Back to archive

Thread

17 tweets

2
Ok, they are just getting started, but already quite laser focussed on automation and toolchain integration. IMHO that‘s just a part of making ML work.
4
To expand a bit on this, IMHO automating model training and deploying it is something you‘ll definitely want to make easy and quick EVENTUALLY. But your first steps should focus on defining the problem, gather some data, set up evaluation and then iteratively find a candidate.
5
All of this is highly manual and if you spend too much time on automation up front, you‘re spending time on something you might not even need because the data isn‘t good enough, there are no algorithms, etc.
6
Also, the use cases where you actually want to deploy a model behind an API in a scalable fashion are quite specific.

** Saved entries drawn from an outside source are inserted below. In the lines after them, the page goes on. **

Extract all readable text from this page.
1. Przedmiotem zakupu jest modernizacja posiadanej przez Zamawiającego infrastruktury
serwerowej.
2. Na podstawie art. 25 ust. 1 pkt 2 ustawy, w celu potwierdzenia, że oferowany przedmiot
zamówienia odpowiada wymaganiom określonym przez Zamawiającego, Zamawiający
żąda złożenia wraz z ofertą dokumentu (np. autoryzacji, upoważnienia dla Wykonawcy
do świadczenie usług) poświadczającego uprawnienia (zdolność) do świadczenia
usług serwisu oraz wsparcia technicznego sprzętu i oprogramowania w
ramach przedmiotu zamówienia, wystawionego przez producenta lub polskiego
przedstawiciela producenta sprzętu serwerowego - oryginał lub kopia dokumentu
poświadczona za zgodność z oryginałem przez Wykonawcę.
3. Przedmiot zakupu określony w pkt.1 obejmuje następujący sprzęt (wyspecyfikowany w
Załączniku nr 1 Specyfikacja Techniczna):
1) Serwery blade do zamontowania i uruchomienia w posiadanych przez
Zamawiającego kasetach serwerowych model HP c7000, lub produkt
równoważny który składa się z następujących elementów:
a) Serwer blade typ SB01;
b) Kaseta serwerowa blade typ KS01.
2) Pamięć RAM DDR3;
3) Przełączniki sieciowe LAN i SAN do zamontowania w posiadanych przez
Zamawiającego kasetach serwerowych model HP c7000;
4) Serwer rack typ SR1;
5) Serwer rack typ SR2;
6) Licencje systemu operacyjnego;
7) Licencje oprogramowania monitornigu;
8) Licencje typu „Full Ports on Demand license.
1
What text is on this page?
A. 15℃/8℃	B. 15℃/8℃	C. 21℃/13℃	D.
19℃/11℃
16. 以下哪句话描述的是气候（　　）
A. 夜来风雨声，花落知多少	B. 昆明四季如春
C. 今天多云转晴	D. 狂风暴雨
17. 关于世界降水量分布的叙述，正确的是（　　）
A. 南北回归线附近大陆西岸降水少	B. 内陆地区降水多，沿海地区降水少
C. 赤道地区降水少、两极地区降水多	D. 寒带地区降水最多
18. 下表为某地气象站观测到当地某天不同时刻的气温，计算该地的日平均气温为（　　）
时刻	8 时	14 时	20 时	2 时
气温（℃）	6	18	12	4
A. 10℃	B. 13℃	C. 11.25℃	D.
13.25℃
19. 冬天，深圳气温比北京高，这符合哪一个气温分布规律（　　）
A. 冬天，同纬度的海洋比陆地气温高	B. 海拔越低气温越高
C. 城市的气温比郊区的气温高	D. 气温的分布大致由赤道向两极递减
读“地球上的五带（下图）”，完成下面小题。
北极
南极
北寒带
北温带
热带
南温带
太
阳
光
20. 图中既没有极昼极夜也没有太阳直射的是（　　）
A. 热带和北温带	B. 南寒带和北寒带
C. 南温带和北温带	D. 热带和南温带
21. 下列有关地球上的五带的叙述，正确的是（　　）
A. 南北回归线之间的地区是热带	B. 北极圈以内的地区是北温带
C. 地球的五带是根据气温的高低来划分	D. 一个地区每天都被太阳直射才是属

Very often, computing predictions in batch and storing them in a database is good enough. No need for k8s.
7
Good overview by @ketanumare over the ML project lifecycle to highlight that you‘ll need automation because ML projects are highly iterative so you‘re not doing these steps once but you‘ll run them over and over again.
8
In my experience, things like data availability, quality, and reproducibility are not purely technological or can be solved with the right tool, but have organizational and cultural aspects as well.
10
Alright, finally we come to notebooks vs production pipelines. To me, one of the biggest challenges yet is how to go back and forth between the two because you‘ll eventually have to get back to work on the next version of your model.
11
I had to drop out, but great Space by @kelseyhightower. My recommendation for anyone interesting in diving into this area would be to understand the ways of working first and then how tools can support them.
12
ML in production is a very young area which is also quite diverse in terms of applications, and technical requirements. Most tool have one certain application in mind. This is not like web frameworks which have had a decade or more to standardize.
13
Just because Google uses it (e.g. tensorflow, k8s) does not mean that your problems are also well suited for it. It's like with databases. SQLite might be good enough depending on your needs.
14
Also, many of the tools (esp. open source) have academic roots and aren't really geared towards production uses, or designed to be usable for people who don't really understand what they are doing. It's is super easy to shoot yourself in the foot.
15
On the other hand, a very interesting and fast moving field! One of the reasons I find it so interesting :)
16
OK, one last thought. I think people tend to focus on the ML pipeline and the tools building it (orchestration, data, training, deployment, etc), but an ML project is all about figuring out the details of this pipeline. The question is which tools/practices help you with that.
17
To take web development as analogy, parts are concerning the system in production (ORM, scalability, etc), and then there is stuff that makes the development easier (eg hot reloading, database migrations, scaffolding, etc). Same for MLOps.